技術市場で事業を展開する企業は、しばしばTAM(Total Addressable Market)に注目します。TAMは、市場が成熟してフラットになったときの潜在的な市場規模を表しています(注:TAMは、現時点での市場規模を表す場合と、市場が成熟した後のある時点での市場規模を表す場合があり、今回の分析では、10~20年後に市場が成熟するというシナリオを考えています)。
世界のスマートフォン市場の例を考えてみると、市場が成熟し、年間約15億台の端末販売というTAMを達成するまでには、およそ10年を要しました(Statista社調べ)。
2兆米ドルのクラウド市場への道のり
今回の調査をもとに、パブリッククラウドのTAMについて3つのケースを定義しました。
保守的なケース。最も保守的なシナリオで、クラウドのTAM総額は0.6兆米ドルになると考えています。
強気のケース。最も楽観的なシナリオで、クラウドのTAM総額は約10兆米ドルになると考えています。
ベースケース。最も可能性が高いと考えられるシナリオで、クラウドのTAM総額は2兆米ドル程度になると考えています。
1. 保守的なケース
現在のパブリッククラウドワークロードの導入率を15%から25%とし、将来の最終状態における導入率を、50%から75%と予測しています。保守的なシナリオでは、現在の市場規模である1,570億米ドルで、すでにワークロードの25%に達しており、ここからワークロードのシェアが50%に倍増すると想定しています。このシナリオでは、ベースとなるワークロードの価格がさらに低下することを想定していますが、一般的なワークロードの拡大がその価格低下を補って余りあるものになると考えています。
2. 強気のケース
強気のケースは、保守的なケースとは逆の立場で、現在の 1,570 億米ドルの市場は、クラウドでのワークロードの 15%を反映しており、最終的には約 75%になると想定しています。
3. ベースケース
ベースケースは、最も起こりうる可能性を反映しています。ここでは、現在のクラウドの普及率が20%であると仮定し、最終シナリオでは、ワークロードの60%がパブリッククラウドになると想定しています。しかし、企業のワークロードの40%は、プライベートなオンプレミスのデータセンター、もしくはその他のエッジデバイスで実行される可能性があります。

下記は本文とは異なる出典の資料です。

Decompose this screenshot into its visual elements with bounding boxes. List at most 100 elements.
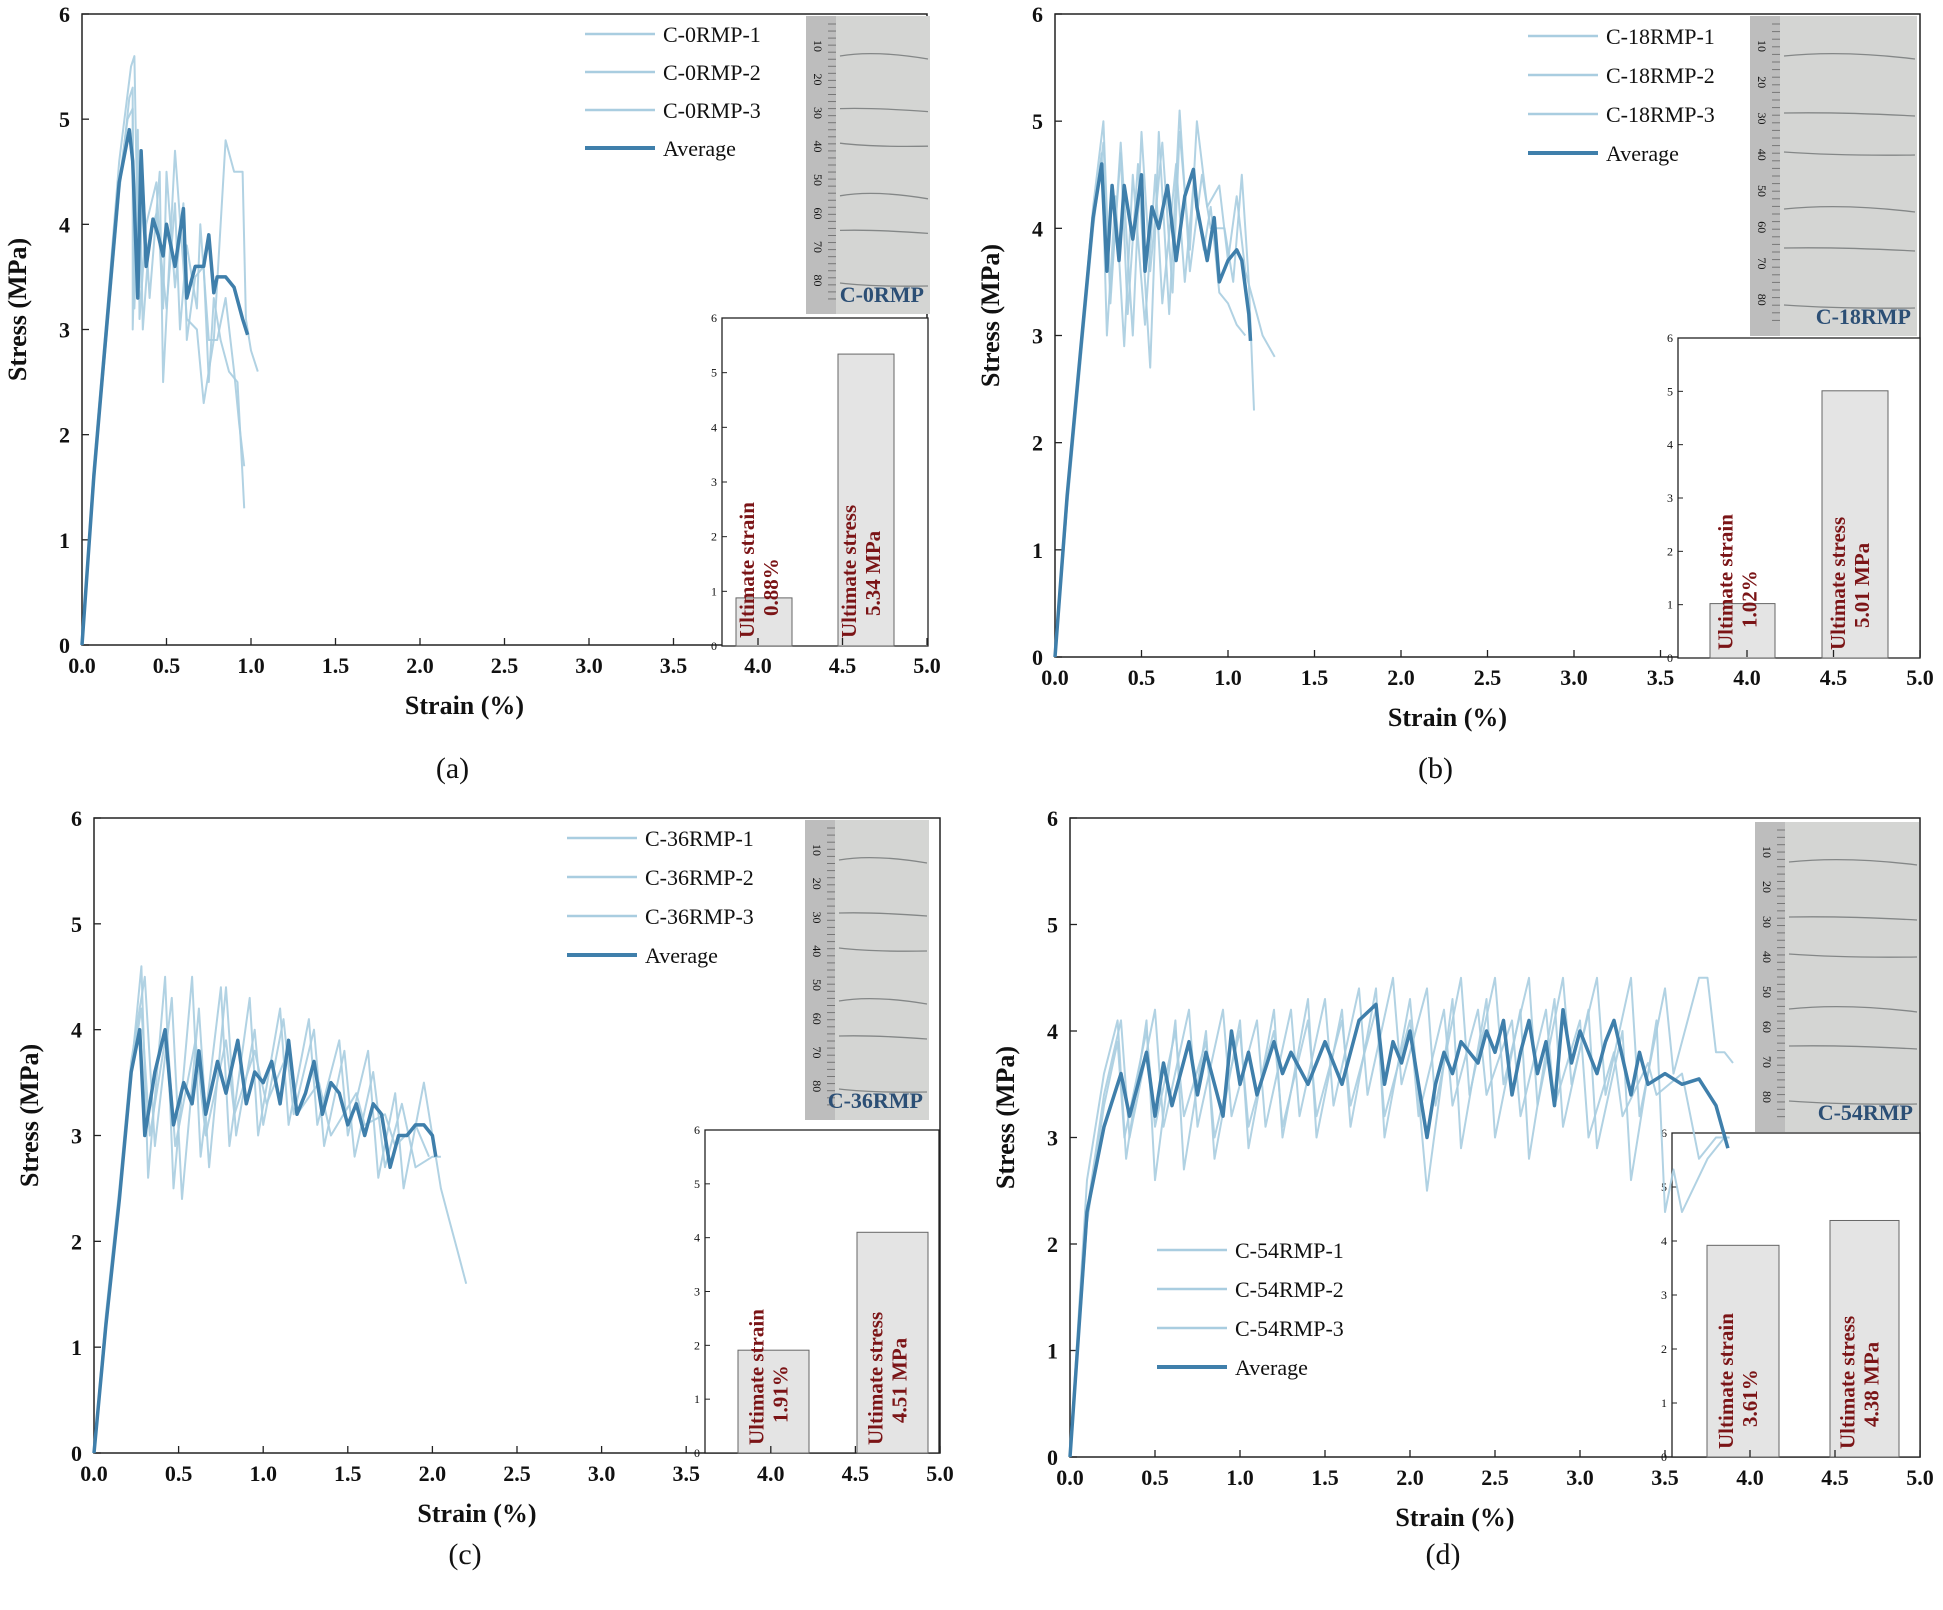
specimen-curve-C-36RMP-2 — [93, 975, 441, 1454]
legend-entry: C-36RMP-3 — [645, 904, 754, 929]
inset-tick-label: 0 — [1667, 651, 1673, 665]
x-tick-label: 4.0 — [744, 653, 772, 678]
specimen-curve-C-54RMP-2 — [1069, 987, 1726, 1458]
x-tick-label: 3.0 — [1560, 665, 1588, 690]
inset-tick-label: 4 — [1661, 1234, 1667, 1248]
inset-bar — [837, 353, 895, 647]
y-tick-label: 5 — [1032, 109, 1043, 134]
inset-tick-label: 1 — [1667, 598, 1673, 612]
bar-label-value: 3.61% — [1738, 1369, 1762, 1427]
inset-bar-chart: 0 1 2 3 4 5 6 Ultimate strain 1.02% Ultimate stre… — [1667, 331, 1921, 665]
x-tick-label: 0.0 — [1056, 1465, 1084, 1490]
panel-caption: (b) — [1418, 752, 1453, 785]
inset-tick-label: 2 — [1661, 1342, 1667, 1356]
y-tick-label: 1 — [71, 1335, 82, 1360]
ruler-label: 70 — [1755, 258, 1769, 270]
ruler-label: 30 — [810, 912, 824, 924]
photo-crack — [839, 282, 929, 287]
x-tick-label: 3.0 — [575, 653, 603, 678]
y-axis-label: Stress (MPa) — [991, 1046, 1020, 1189]
x-axis-label: Strain (%) — [1395, 1503, 1514, 1532]
y-tick-label: 1 — [59, 528, 70, 553]
y-tick-label: 6 — [1032, 2, 1043, 27]
x-tick-label: 2.5 — [1481, 1465, 1509, 1490]
x-tick-label: 5.0 — [1906, 665, 1934, 690]
x-tick-label: 4.5 — [842, 1461, 870, 1486]
average-curve — [92, 1027, 438, 1454]
panel-caption: (d) — [1426, 1538, 1461, 1571]
x-tick-label: 2.5 — [1474, 665, 1502, 690]
inset-tick-label: 4 — [694, 1231, 700, 1245]
photo-crack — [839, 142, 929, 148]
x-tick-label: 1.5 — [322, 653, 350, 678]
panel-caption: (a) — [436, 752, 469, 785]
x-tick-label: 4.0 — [1736, 1465, 1764, 1490]
photo-crack — [839, 192, 929, 200]
average-curve — [80, 127, 250, 646]
x-tick-label: 0.0 — [80, 1461, 108, 1486]
y-tick-label: 4 — [1047, 1019, 1058, 1044]
photo-crack — [1783, 205, 1916, 213]
ruler-label: 30 — [1755, 113, 1769, 125]
legend-entry: C-54RMP-2 — [1235, 1277, 1344, 1302]
photo-crack — [838, 997, 928, 1005]
inset-tick-label: 6 — [1667, 331, 1673, 345]
x-tick-label: 1.0 — [249, 1461, 277, 1486]
ruler-label: 10 — [1760, 846, 1774, 858]
photo-label: C-54RMP — [1818, 1100, 1913, 1125]
y-tick-label: 0 — [71, 1441, 82, 1466]
y-tick-label: 3 — [1047, 1126, 1058, 1151]
legend-entry: Average — [645, 943, 718, 968]
ruler-label: 30 — [1760, 916, 1774, 928]
ruler-label: 40 — [810, 945, 824, 957]
y-tick-label: 3 — [1032, 324, 1043, 349]
y-tick-label: 2 — [1032, 431, 1043, 456]
x-tick-label: 5.0 — [926, 1461, 954, 1486]
ruler-label: 80 — [1760, 1091, 1774, 1103]
x-tick-label: 3.5 — [1647, 665, 1675, 690]
legend-entry: C-0RMP-2 — [663, 60, 761, 85]
photo-crack — [1783, 304, 1916, 309]
y-tick-label: 0 — [1047, 1445, 1058, 1470]
photo-crack — [839, 52, 929, 60]
legend-entry: C-18RMP-3 — [1606, 102, 1715, 127]
y-tick-label: 2 — [71, 1229, 82, 1254]
photo-crack — [1788, 1045, 1918, 1050]
x-axis-label: Strain (%) — [1388, 703, 1507, 732]
inset-bar — [735, 597, 793, 647]
ruler-label: 10 — [811, 40, 825, 52]
legend: C-0RMP-1 C-0RMP-2 C-0RMP-3 Average — [585, 22, 761, 161]
y-tick-label: 2 — [59, 423, 70, 448]
inset-tick-label: 5 — [1667, 384, 1673, 398]
x-tick-label: 5.0 — [1906, 1465, 1934, 1490]
ruler-label: 60 — [810, 1013, 824, 1025]
average-curve — [1068, 1002, 1730, 1458]
x-tick-label: 4.5 — [1821, 1465, 1849, 1490]
inset-tick-label: 3 — [711, 475, 717, 489]
inset-tick-label: 6 — [1661, 1126, 1667, 1140]
panel-caption: (c) — [448, 1538, 481, 1571]
x-tick-label: 3.0 — [1566, 1465, 1594, 1490]
ruler-label: 20 — [811, 74, 825, 86]
ruler-label: 80 — [1755, 294, 1769, 306]
photo-crack — [1788, 858, 1918, 866]
legend-entry: C-54RMP-3 — [1235, 1316, 1344, 1341]
ruler-label: 10 — [810, 844, 824, 856]
inset-bar — [1829, 1219, 1900, 1458]
photo-label: C-0RMP — [840, 282, 924, 307]
inset-tick-label: 6 — [694, 1123, 700, 1137]
x-tick-label: 3.0 — [588, 1461, 616, 1486]
y-tick-label: 5 — [1047, 913, 1058, 938]
photo-crack — [839, 107, 929, 113]
y-tick-label: 4 — [59, 212, 70, 237]
inset-bar — [856, 1231, 929, 1454]
ruler-label: 70 — [1760, 1056, 1774, 1068]
x-tick-label: 1.0 — [1214, 665, 1242, 690]
photo-crack — [1783, 247, 1916, 252]
photo-label: C-36RMP — [828, 1088, 923, 1113]
legend: C-36RMP-1 C-36RMP-2 C-36RMP-3 Average — [567, 826, 754, 968]
x-tick-label: 1.5 — [334, 1461, 362, 1486]
bar-label-value: 5.01 MPa — [1850, 542, 1874, 628]
y-tick-label: 1 — [1032, 538, 1043, 563]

20%のワークロードという想定は、調査データとも一致しており、2020年の製造業のクラウド導入に関する調査では、企業の資産管理アプリケーションに対する現行のクラウド導入率は高いところで32%、ERPやMESタイプのアプリケーションに対するパブリッククラウドの導入率は15%程度でした。
クラウドの市場規模2兆米ドルの理由
現在のIT企業の支出は約4兆米ドルで、世界のGDPの4.4%を占めています。データ、情報技術、デジタル化の重要性を考えると、2040年には世界のGDPに占めるIT企業支出の割合が2倍以上の10%になることも想像に難くありません(世界のGDPが3%成長すると仮定すると、2040年のIT支出は15兆米ドルになります)。それに比べれば、パブリッククラウドへの2兆米ドルの支出は、予測として多いとは言えません。
企業のバリュエーションに与える影響
パブリッククラウド市場は、今後も3企業での競争が続くと思われます。2兆米ドル規模の市場でいずれかの企業が40%のシェアを維持し続けることができると仮定すると、少なく見積もっても、営業利益率を30%、PERを25と仮定すると、このビジネスは市場で6兆米ドルの評価を受けることになります。
現在、ともにクラウドが収益に占める割合が3分の1以下の、Microsoft、 Amazon、Googleの事業全体の評価額がそれぞれ2兆米ドル前後かそれ以下であることを考えると、これらの企業の評価額は大きく上昇する可能性があります。